I was also interested to hear what a foreigner had to say about South Africa and was also rather disappointed that it wasn't a bunch of rave reports. Ofcourse I already knew everything you had to say but I was kind of hoping that stuff would go unnoticed by travellers. As you say, most of it does go unnoticed because those people just stay for one week at some 5* hotel, but you have exposed a few serious issues. We can't deny our problems and thankyou for informative as opposed to slating opions.

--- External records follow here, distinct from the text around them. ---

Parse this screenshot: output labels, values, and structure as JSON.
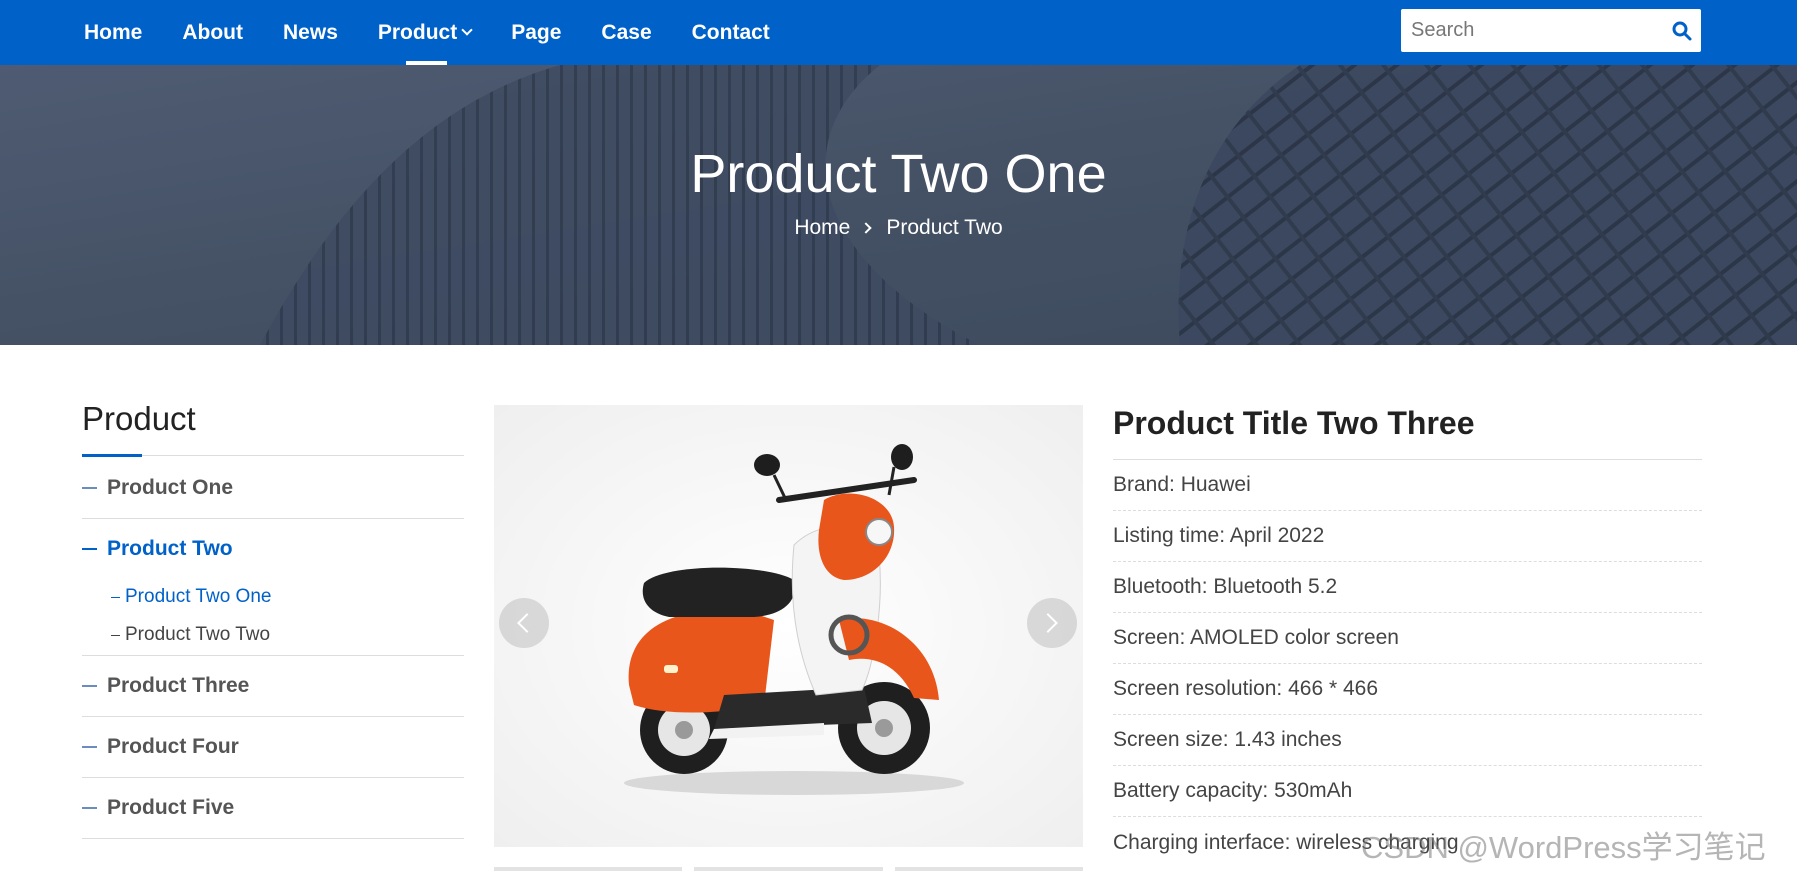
{
  "nav": {
    "items": [
      "Home",
      "About",
      "News",
      "Product",
      "Page",
      "Case",
      "Contact"
    ],
    "active_index": 3,
    "search_placeholder": "Search"
  },
  "hero": {
    "title": "Product Two One",
    "breadcrumb": [
      "Home",
      "Product Two"
    ]
  },
  "sidebar": {
    "title": "Product",
    "categories": [
      {
        "label": "Product One"
      },
      {
        "label": "Product Two",
        "active": true,
        "children": [
          {
            "label": "Product Two One",
            "active": true
          },
          {
            "label": "Product Two Two"
          }
        ]
      },
      {
        "label": "Product Three"
      },
      {
        "label": "Product Four"
      },
      {
        "label": "Product Five"
      }
    ]
  },
  "product": {
    "title": "Product Title Two Three",
    "specs": [
      "Brand: Huawei",
      "Listing time: April 2022",
      "Bluetooth: Bluetooth 5.2",
      "Screen: AMOLED color screen",
      "Screen resolution: 466 * 466",
      "Screen size: 1.43 inches",
      "Battery capacity: 530mAh",
      "Charging interface: wireless charging"
    ]
  },
  "watermark": "CSDN @WordPress学习笔记",
  "colors": {
    "primary": "#0061c9",
    "accent": "#e8561c"
  }
}
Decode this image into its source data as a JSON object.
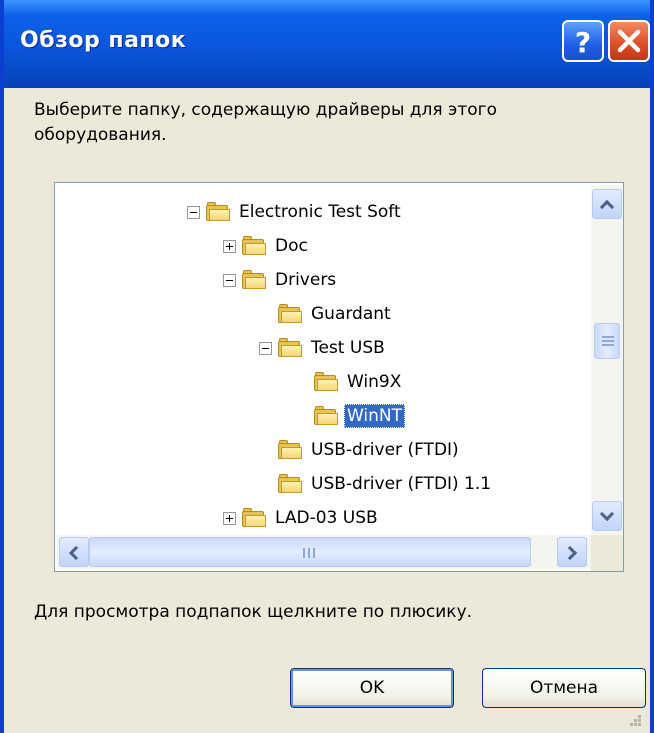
{
  "window": {
    "title": "Обзор папок",
    "help_icon": "question-mark-icon",
    "close_icon": "close-x-icon"
  },
  "instruction": "Выберите папку, содержащую драйверы для этого оборудования.",
  "tree": {
    "items": [
      {
        "label": "Electronic Test Soft",
        "expander": "minus",
        "icon": "folder-icon"
      },
      {
        "label": "Doc",
        "expander": "plus",
        "icon": "folder-icon"
      },
      {
        "label": "Drivers",
        "expander": "minus",
        "icon": "folder-icon"
      },
      {
        "label": "Guardant",
        "expander": "none",
        "icon": "folder-icon"
      },
      {
        "label": "Test USB",
        "expander": "minus",
        "icon": "folder-icon"
      },
      {
        "label": "Win9X",
        "expander": "none",
        "icon": "folder-icon"
      },
      {
        "label": "WinNT",
        "expander": "none",
        "icon": "open-folder-icon",
        "selected": true
      },
      {
        "label": "USB-driver (FTDI)",
        "expander": "none",
        "icon": "folder-icon"
      },
      {
        "label": "USB-driver (FTDI) 1.1",
        "expander": "none",
        "icon": "folder-icon"
      },
      {
        "label": "LAD-03 USB",
        "expander": "plus",
        "icon": "folder-icon"
      }
    ]
  },
  "hint": "Для просмотра подпапок щелкните по плюсику.",
  "buttons": {
    "ok_label": "OK",
    "cancel_label": "Отмена"
  },
  "colors": {
    "titlebar": "#0A55DB",
    "selection": "#316AC5",
    "dialog_bg": "#ECE9D8"
  }
}
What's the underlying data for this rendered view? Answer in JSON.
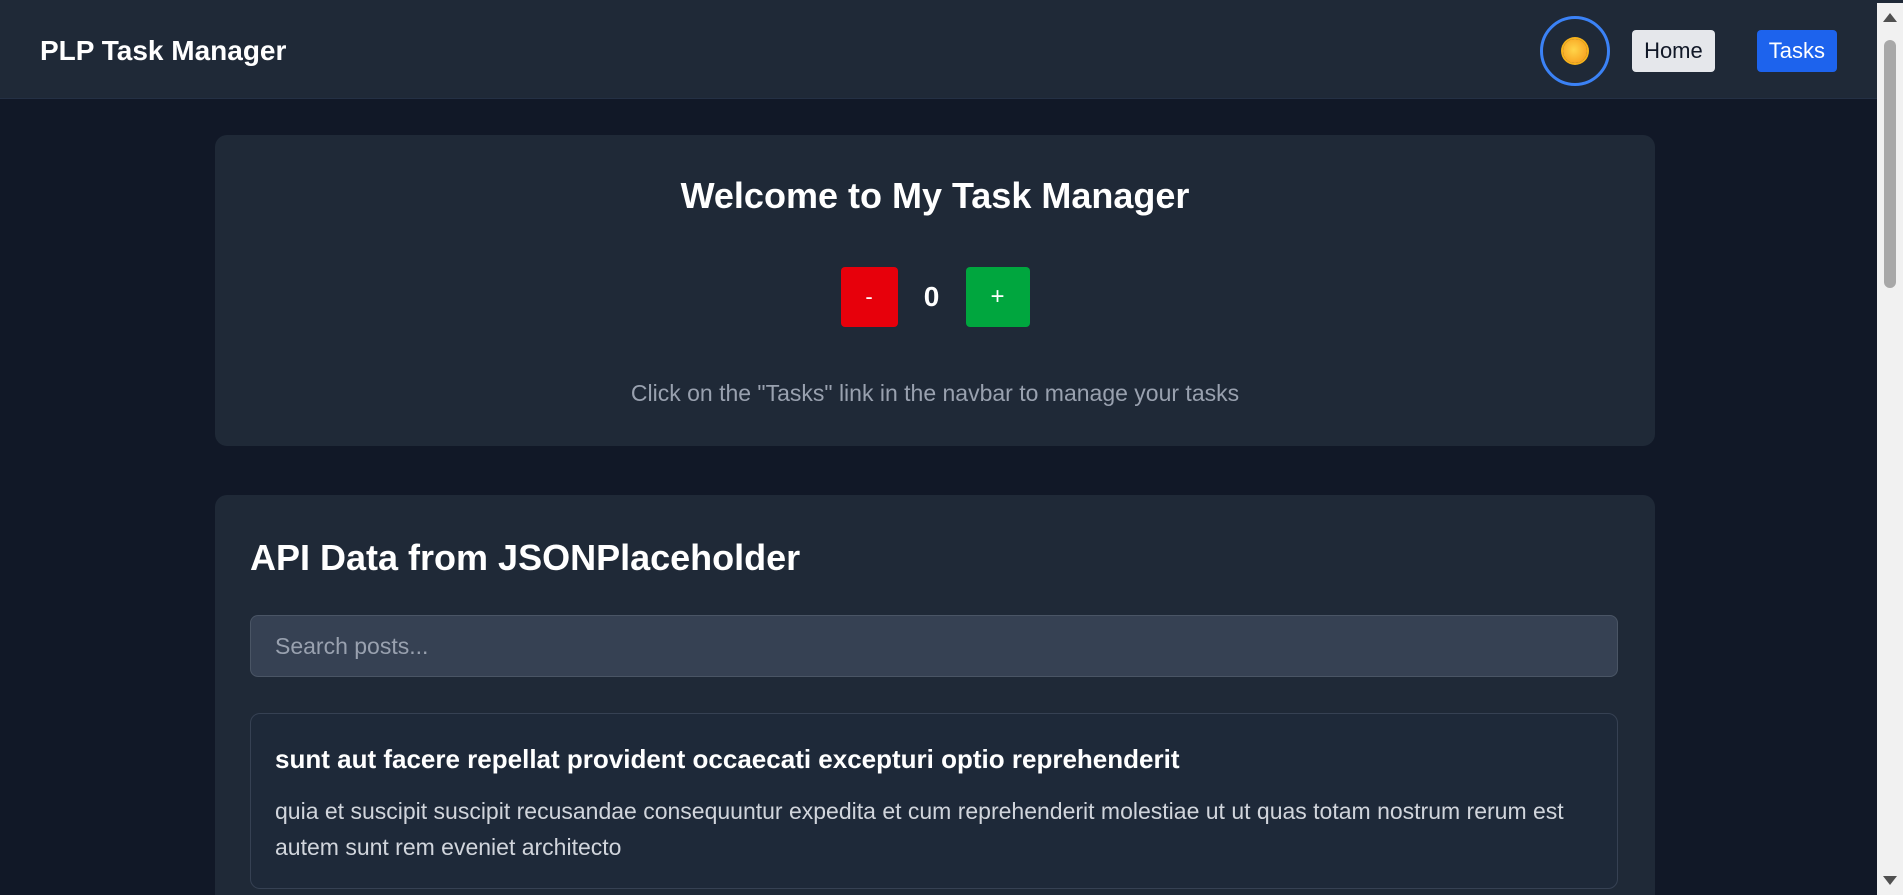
{
  "navbar": {
    "brand": "PLP Task Manager",
    "theme_toggle_icon": "sun-icon",
    "home_label": "Home",
    "tasks_label": "Tasks"
  },
  "welcome": {
    "title": "Welcome to My Task Manager",
    "minus_label": "-",
    "count": "0",
    "plus_label": "+",
    "hint": "Click on the \"Tasks\" link in the navbar to manage your tasks"
  },
  "api": {
    "title": "API Data from JSONPlaceholder",
    "search_placeholder": "Search posts...",
    "posts": [
      {
        "title": "sunt aut facere repellat provident occaecati excepturi optio reprehenderit",
        "body": "quia et suscipit suscipit recusandae consequuntur expedita et cum reprehenderit molestiae ut ut quas totam nostrum rerum est autem sunt rem eveniet architecto"
      }
    ]
  },
  "colors": {
    "page_bg": "#111827",
    "card_bg": "#1f2937",
    "accent_blue": "#1d63ed",
    "minus_red": "#e7000b",
    "plus_green": "#00a63e"
  }
}
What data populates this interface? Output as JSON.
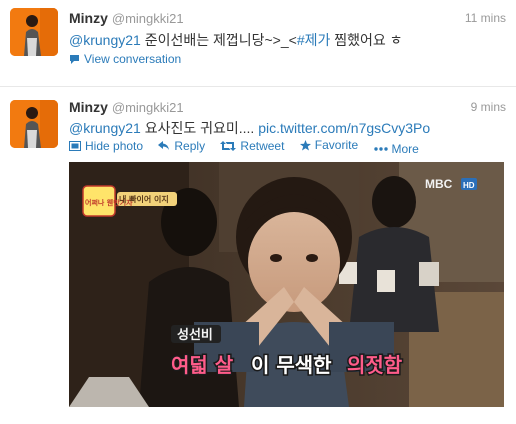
{
  "tweets": [
    {
      "name": "Minzy",
      "handle": "@mingkki21",
      "time": "11 mins",
      "mention": "@krungy21",
      "text_a": " 준이선배는 제껍니당~>_<",
      "hashtag": "#제가",
      "text_b": " 찜했어요 ㅎ",
      "action_view": "View conversation"
    },
    {
      "name": "Minzy",
      "handle": "@mingkki21",
      "time": "9 mins",
      "mention": "@krungy21",
      "text_a": " 요사진도 귀요미.... ",
      "link": "pic.twitter.com/n7gsCvy3Po",
      "actions": {
        "hide_photo": "Hide photo",
        "reply": "Reply",
        "retweet": "Retweet",
        "favorite": "Favorite",
        "more": "More"
      },
      "photo": {
        "caption_top": "성선비",
        "caption_main_a": "여덟 살",
        "caption_main_b": "이 무색한 ",
        "caption_main_c": "의젓함",
        "logo": "MBC",
        "logo_sub": "HD",
        "badge": "어쩌나 웬만기자",
        "badge2": "내 빠이어 이지"
      }
    }
  ],
  "colors": {
    "link": "#2b7bb9",
    "avatar_bg": "#f27a10",
    "caption_pink": "#ff5c8a",
    "caption_green": "#6ee06e",
    "caption_yellow": "#ffde3b"
  }
}
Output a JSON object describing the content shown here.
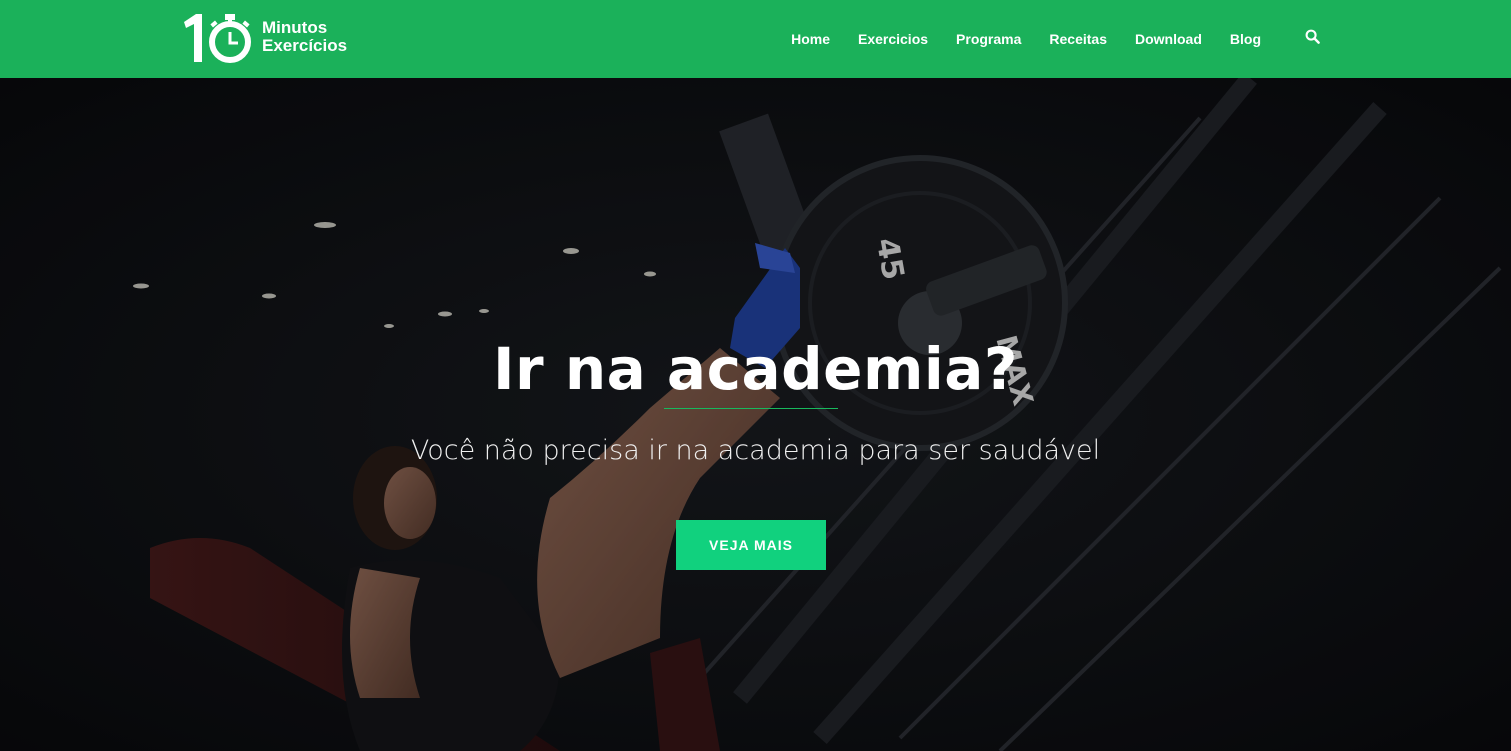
{
  "header": {
    "logo": {
      "number": "10",
      "line1": "Minutos",
      "line2": "Exercícios"
    },
    "nav": [
      {
        "label": "Home"
      },
      {
        "label": "Exercicios"
      },
      {
        "label": "Programa"
      },
      {
        "label": "Receitas"
      },
      {
        "label": "Download"
      },
      {
        "label": "Blog"
      }
    ],
    "search_icon": "search-icon"
  },
  "hero": {
    "title": "Ir na academia?",
    "subtitle": "Você não precisa ir na academia para ser saudável",
    "cta_label": "VEJA MAIS",
    "plate_labels": [
      "45",
      "MAX"
    ]
  },
  "colors": {
    "header_bg": "#1bb15a",
    "cta_bg": "#11d17e",
    "accent_line": "#18b85d",
    "hero_bg": "#111317"
  }
}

I've also had the opportunity to see South Africa from an outsiders perspective since being overseas for 2 years and realise I was living with blinkers on, not unaware but rather choosing not to face up to reality. I still plan to settle in South Africa because I have an emotional attachment that anyone has with there own country and I hope that the situation there only improves because it has so much to offer. I still think it is a fantastic holiday destination for anyone as long as you're aware and you stick to the main tourist routes and take the attitude that we are a work in progress. Thanks for all your blogs, very inspirational!